Ankara regards the US-backed YPG as a terrorist organization tied to the homegrown Kurdistan Workers’ Party (PKK) militant group, which has been seeking an autonomous Kurdish region in the Anatolian country since 1984.
Turkeys says its troops have managed to capture some escaped Daesh terrorists over the last month since the onset of the offensive, called Operation Peace Spring. These terrorists had escaped from a prison in northeastern Syria following the Turkish military operation.
“Those in the prisons are all foreign terrorists, and there are also foreign terrorists in the repatriation centers,” Soylu said on Monday.
The Turkish minister’s remarks echoed what he said on Saturday, when he vowed that Ankara “will send the captured Daesh members to their countries” despite the unwillingness of European countries to take them in.
“We are not going to keep them until the end of time. We're not a hotel for Daesh,” Soylu further said at the time, adding that member states of the European Union (EU), including the Netherlands and Britain, have already stripped some of the Daesh militants of their nationality to prevent Ankara from sending them home.
There are thought to be at least 10,000 detained suspected Daesh terrorists imprisoned in northeastern Syria, with another 100,000 family members held at displaced person camps, including 70,000 in al-Hol refugee camp.
Kurdish officials say nearly 800 Daesh prisoners have managed to escape from a prisoner camp after the Turkish offensive.

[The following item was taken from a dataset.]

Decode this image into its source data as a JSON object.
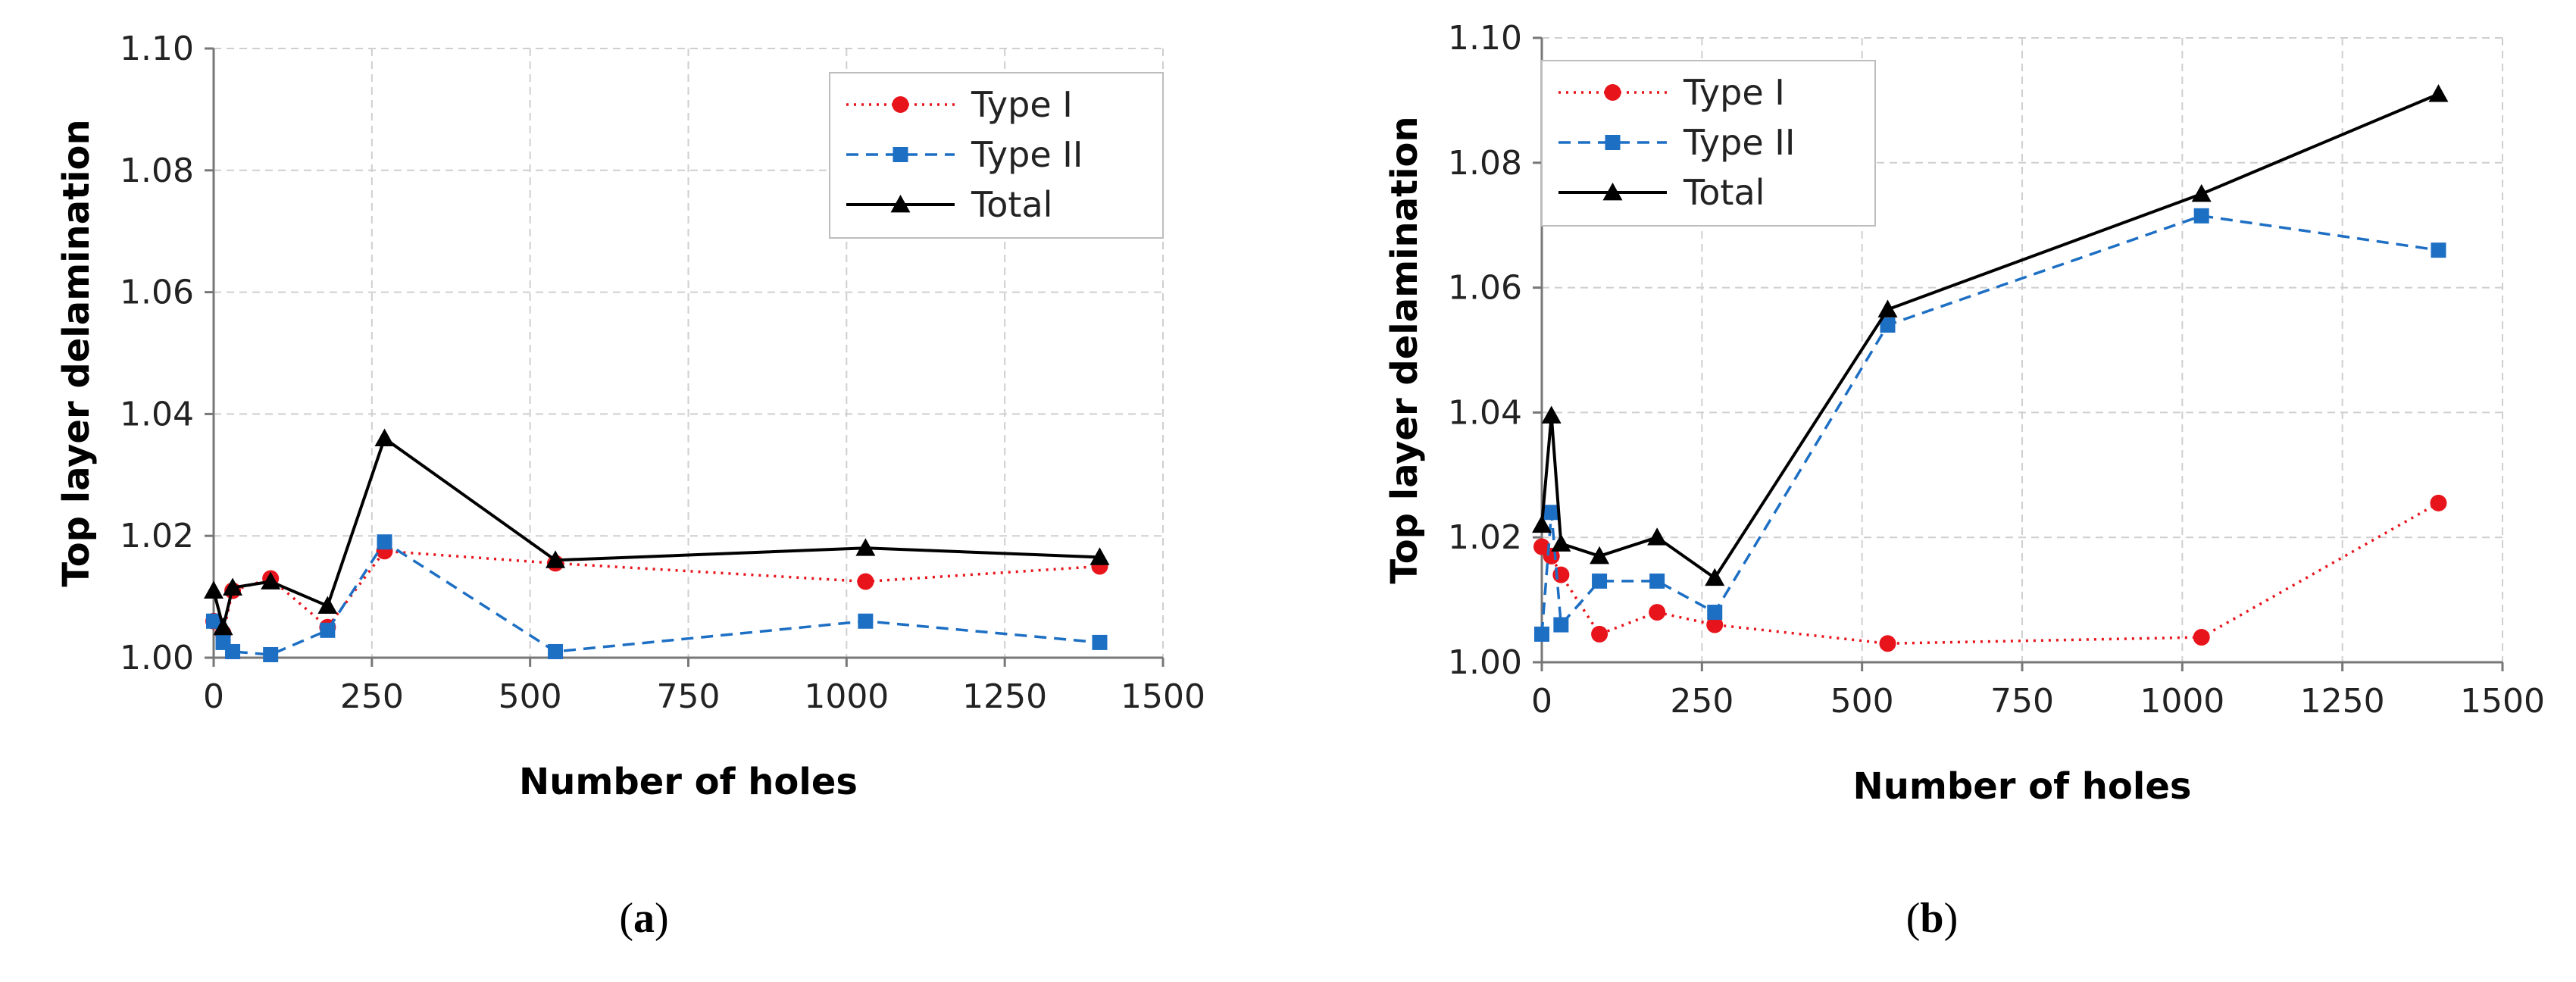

A number of European countries have commenced talks with Iraqi officials to enable captured Takfiri militants being held in Syria to face trial in Iraq, but progress appeared slow.
Daesh has already been driven out of all its urban bastions both in Iraq and Syria, but its remnants carry out sporadic terror attacks in both Arab countries. The group’s leader, Abu Bakr al-Baghdadi, was killed in a US raid in northern Syria last month. Daesh has named a new leader.